Além de abusar do bom humor em ‘‘Quarta-Feira’’, o autor Eric Nepomuceno soube reservar finais surpreendentes para cada história. A obra, lançada pela Record, tem 26 contos e crônicas bem divertidas. As histórias vão desde aventuras de um carioca que ficou conhecido por acompanhar enterros de pessoas famosas até um inesperado show de músicos anônimos, que contou com a presença de Tom Jobim.
Em ‘‘Quarta-Feira’’ (156 páginas/R$ 23,50), Nepomuceno procurou mostrar fatos que ocorrem no cotidiano, apesar de nenhuma história ser verídica. Ao longo da obra, Nepomuceno foi capaz de dar uma boa dose de humor em situações delicadas para cada um dos personagens, sem deixar a emoção de lado. Outra curiosidade revelada pelo autor é que a maioria dos contos aconteceu exatamente numa quarta-feira. Para ele, uma mera coincidência.

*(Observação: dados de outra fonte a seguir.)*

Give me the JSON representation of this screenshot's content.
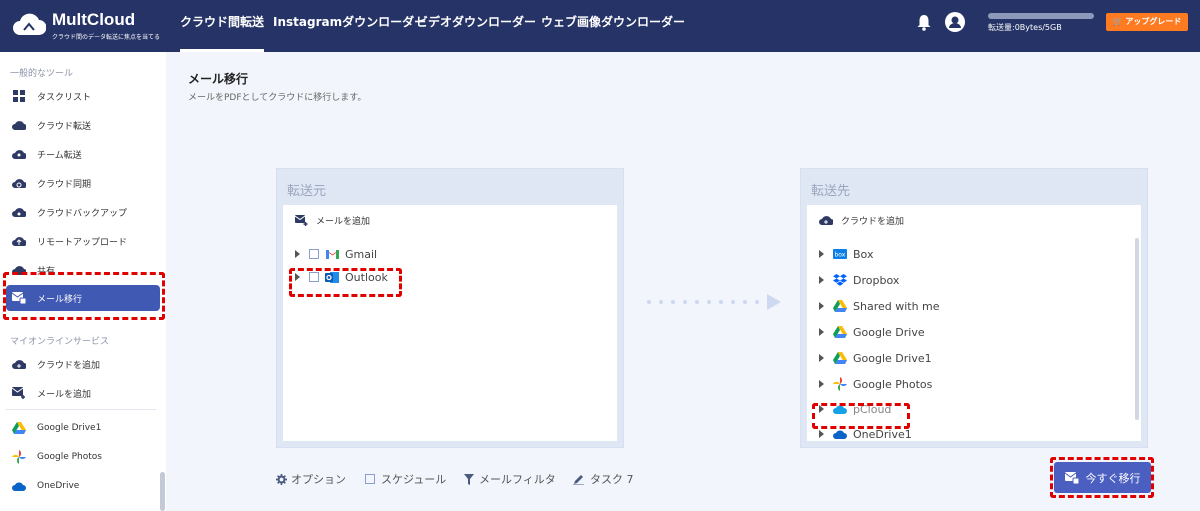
{
  "app": {
    "name": "MultCloud",
    "tagline": "クラウド間のデータ転送に焦点を当てる"
  },
  "topnav": [
    {
      "label": "クラウド間転送",
      "active": true
    },
    {
      "label": "Instagramダウンローダー",
      "active": false
    },
    {
      "label": "ビデオダウンローダー",
      "active": false
    },
    {
      "label": "ウェブ画像ダウンローダー",
      "active": false
    }
  ],
  "header": {
    "usage": "転送量:0Bytes/5GB",
    "usage_fraction": 0,
    "upgrade": "アップグレード"
  },
  "sidebar": {
    "section1": "一般的なツール",
    "items": [
      {
        "label": "タスクリスト",
        "icon": "grid-icon"
      },
      {
        "label": "クラウド転送",
        "icon": "cloud-transfer-icon"
      },
      {
        "label": "チーム転送",
        "icon": "team-transfer-icon"
      },
      {
        "label": "クラウド同期",
        "icon": "cloud-sync-icon"
      },
      {
        "label": "クラウドバックアップ",
        "icon": "cloud-backup-icon"
      },
      {
        "label": "リモートアップロード",
        "icon": "remote-upload-icon"
      },
      {
        "label": "共有",
        "icon": "share-icon"
      },
      {
        "label": "メール移行",
        "icon": "email-migration-icon",
        "active": true
      }
    ],
    "section2": "マイオンラインサービス",
    "services": [
      {
        "label": "クラウドを追加",
        "icon": "add-cloud-icon"
      },
      {
        "label": "メールを追加",
        "icon": "add-email-icon"
      },
      {
        "label": "Google Drive1",
        "icon": "google-drive-icon"
      },
      {
        "label": "Google Photos",
        "icon": "google-photos-icon"
      },
      {
        "label": "OneDrive",
        "icon": "onedrive-icon"
      }
    ]
  },
  "main": {
    "title": "メール移行",
    "description": "メールをPDFとしてクラウドに移行します。",
    "source": {
      "title": "転送元",
      "add": "メールを追加",
      "items": [
        "Gmail",
        "Outlook"
      ]
    },
    "dest": {
      "title": "転送先",
      "add": "クラウドを追加",
      "items": [
        "Box",
        "Dropbox",
        "Shared with me",
        "Google Drive",
        "Google Drive1",
        "Google Photos",
        "pCloud",
        "OneDrive1"
      ]
    },
    "options": {
      "option": "オプション",
      "schedule": "スケジュール",
      "filter": "メールフィルタ",
      "task": "タスク 7"
    },
    "go": "今すぐ移行"
  },
  "colors": {
    "topbar": "#253366",
    "accent": "#4059b3",
    "upgrade": "#ff7b21",
    "highlight": "#e00000"
  }
}
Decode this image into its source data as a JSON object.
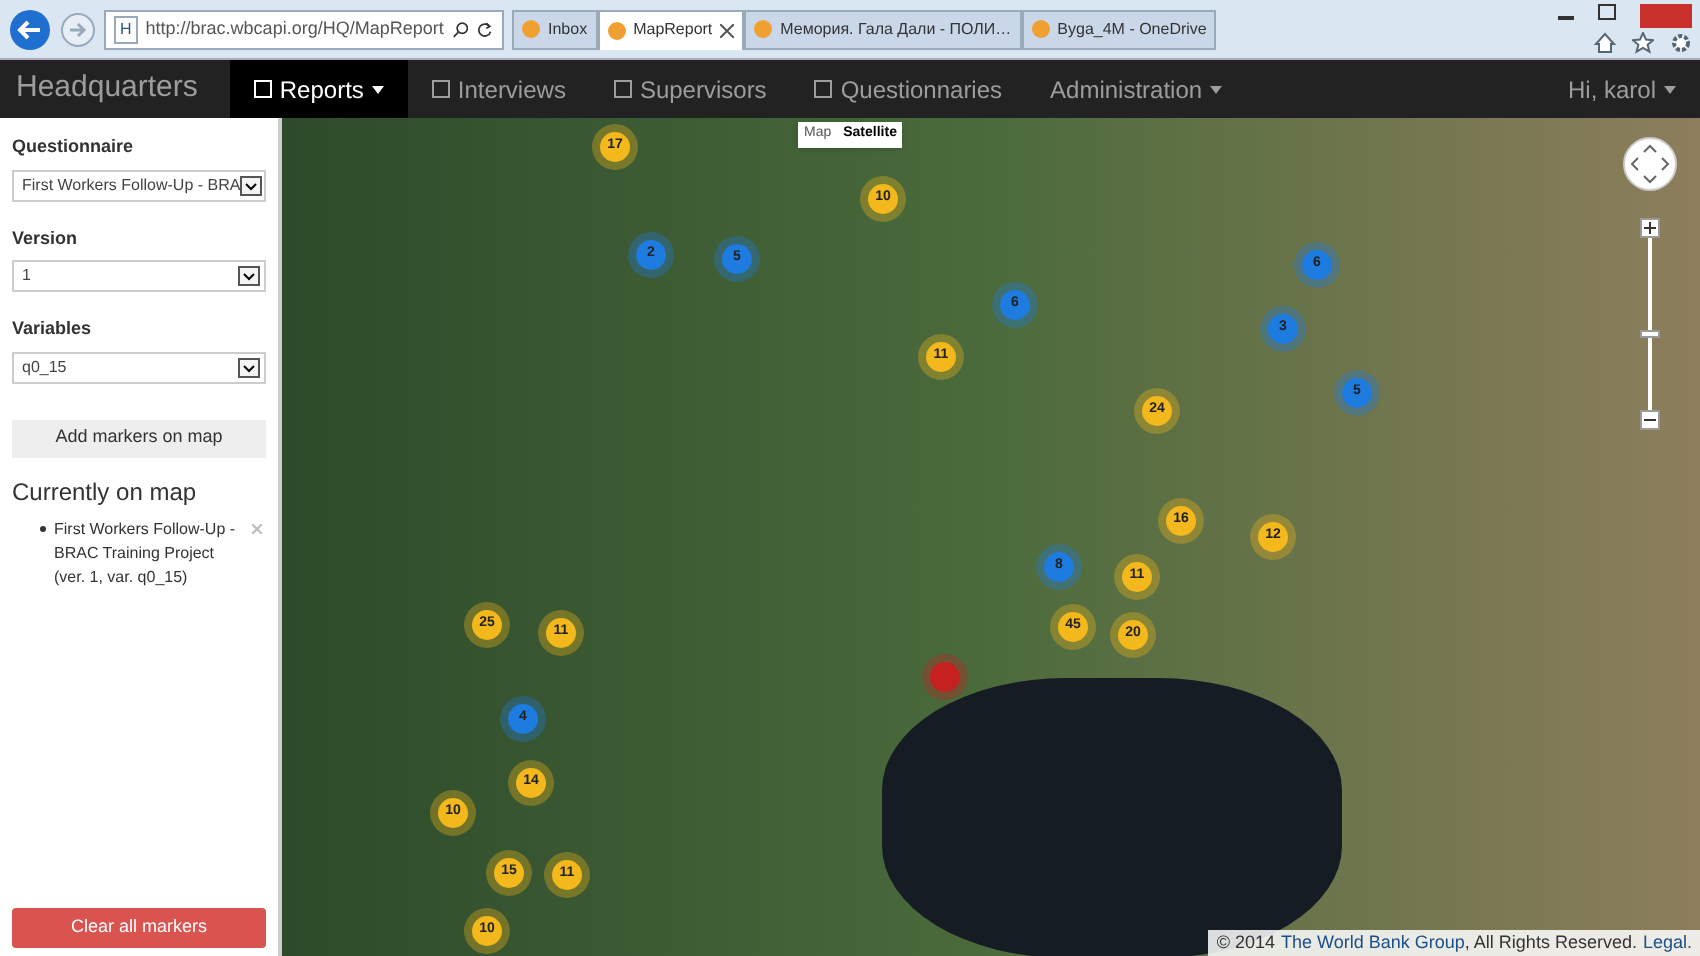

Autor de livros como ‘‘Coisa do Mundo’’, ‘‘A Palavra Nunca’’, ‘‘40 Dólares e Outras Histórias’’, Nepomuceno ganhou notoriedade mesmo antes de vencer, por duas vezes, o prêmio Jabuti de melhor tradução. As obras anteriores do autor tiveram o reconhecimento e foram elogiadas por escritores como Gabriel García Marquez, Juan Rulfo, Eduardo Galeano e Alfredo Bosi. ‘‘Nunca imaginei que pudesse desfrutar tantos contos que terminam tão mal’’, elogiou García Marquez, se referindo ao livro ‘‘A Palavra Nunca’’.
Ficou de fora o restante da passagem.